Removing the label removes the namespace from the operator's reconciler set on the next pass; the per-namespace RoleBinding is garbage-collected. Any ApplicationInstance or Operation CRs that remain in the un-labeled namespace are no longer reconciled. (Deletion of CRs in un-labeled namespaces requires a human to clean up, by design.)

RBAC for Operation admission

A separate dimension of RBAC is "which Operation types are allowed in which namespace". This is enforced by the operator's validating admission webhook, not by Kubernetes RBAC, because the question is not "can this principal create an Operation" but "is this combination of type, engine, and target permitted by the operation template the namespace is authorized to run". The template/capability model is documented in ../operations/operation-templates.md.

A summary: a namespace's Cluster.status.managedNamespaces[].allowedOperationTemplates[] list constrains what Operation CRs can be admitted.
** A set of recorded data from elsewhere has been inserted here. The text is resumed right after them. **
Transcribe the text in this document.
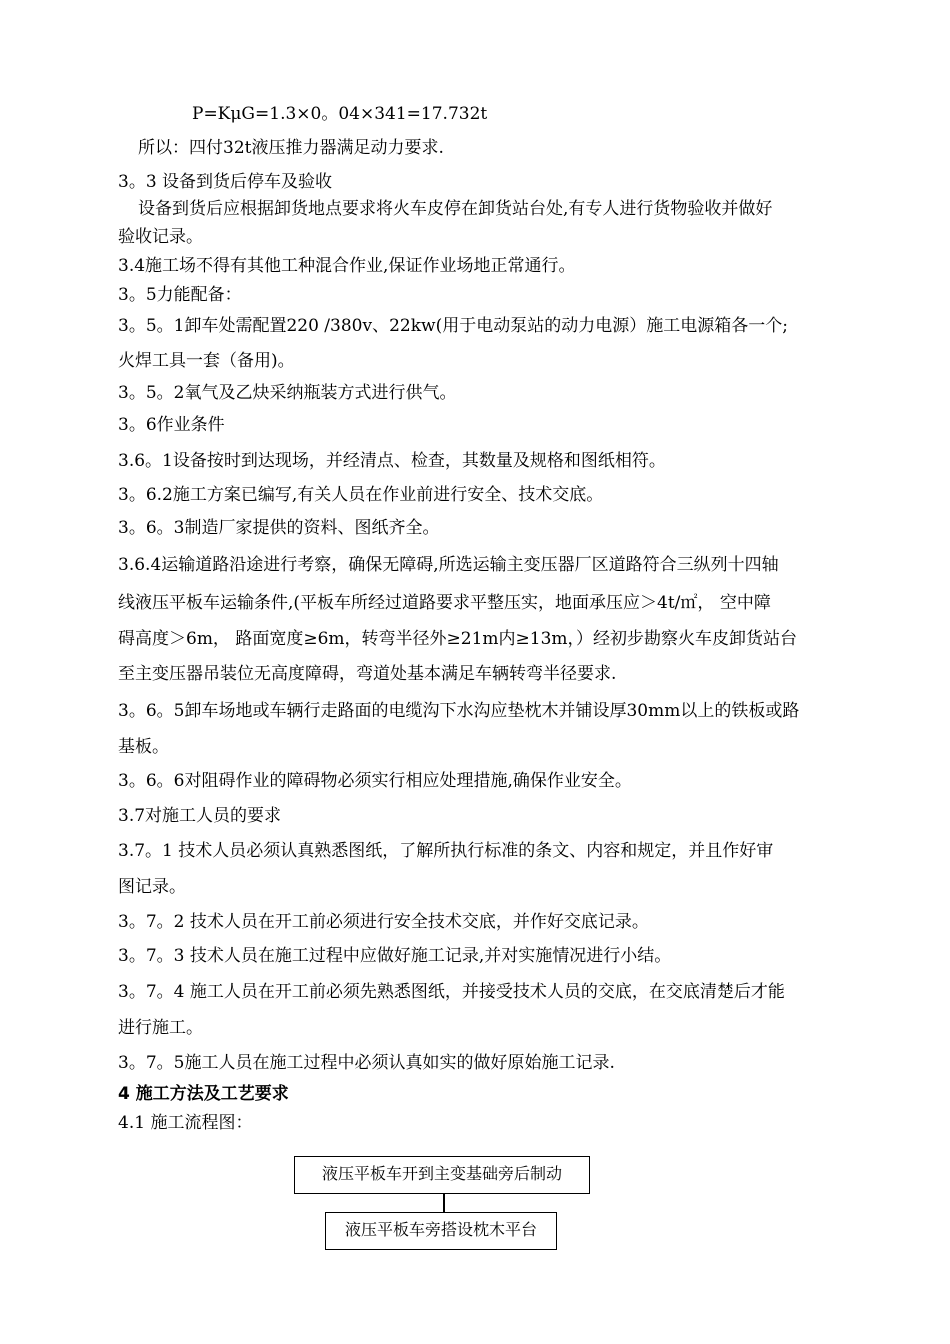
P=KμG=1.3×0。04×341=17.732t
所以：四付32t液压推力器满足动力要求.
3。3 设备到货后停车及验收
设备到货后应根据卸货地点要求将火车皮停在卸货站台处,有专人进行货物验收并做好
验收记录。
3.4施工场不得有其他工种混合作业,保证作业场地正常通行。
3。5力能配备：
3。5。1卸车处需配置220 /380v、22kw(用于电动泵站的动力电源）施工电源箱各一个;
火焊工具一套（备用)。
3。5。2氧气及乙炔采纳瓶装方式进行供气。
3。6作业条件
3.6。1设备按时到达现场，并经清点、检查，其数量及规格和图纸相符。
3。6.2施工方案已编写,有关人员在作业前进行安全、技术交底。
3。6。3制造厂家提供的资料、图纸齐全。
3.6.4运输道路沿途进行考察，确保无障碍,所选运输主变压器厂区道路符合三纵列十四轴
线液压平板车运输条件,(平板车所经过道路要求平整压实，地面承压应＞4t/㎡， 空中障
碍高度＞6m， 路面宽度≥6m，转弯半径外≥21m内≥13m，）经初步勘察火车皮卸货站台
至主变压器吊装位无高度障碍，弯道处基本满足车辆转弯半径要求.
3。6。5卸车场地或车辆行走路面的电缆沟下水沟应垫枕木并铺设厚30mm以上的铁板或路
基板。
3。6。6对阻碍作业的障碍物必须实行相应处理措施,确保作业安全。
3.7对施工人员的要求
3.7。1 技术人员必须认真熟悉图纸，了解所执行标准的条文、内容和规定，并且作好审
图记录。
3。7。2 技术人员在开工前必须进行安全技术交底，并作好交底记录。
3。7。3 技术人员在施工过程中应做好施工记录,并对实施情况进行小结。
3。7。4 施工人员在开工前必须先熟悉图纸，并接受技术人员的交底，在交底清楚后才能
进行施工。
3。7。5施工人员在施工过程中必须认真如实的做好原始施工记录.
4 施工方法及工艺要求
4.1 施工流程图：
液压平板车开到主变基础旁后制动
液压平板车旁搭设枕木平台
If a request names a template not in the list, the webhook rejects with reason OperationTemplateNotAllowedInNamespace.

Verifying RBAC on a running cluster

Useful one-liners during install or audit:

kubectl auth can-i create helmreleases.helm.toolkit.fluxcd.io \
  --as=system:serviceaccount:vworkspace-system:vworkspace-app-operator -n org-myteam
# expected: yes

kubectl auth can-i list secrets -A \
  --as=system:serviceaccount:vworkspace-system:vworkspace-app-operator
# expected: no

kubectl auth can-i create clusterrolebindings.rbac.authorization.k8s.io \
  --as=system:serviceaccount:vworkspace-system:vworkspace-app-operator
# expected: no

If any of these answer "yes" beyond the expected set, the RBAC has drifted from the bundle's defaults. Review the active ClusterRoleBindings on the vworkspace-app-operator ServiceAccount and reconcile to the chart.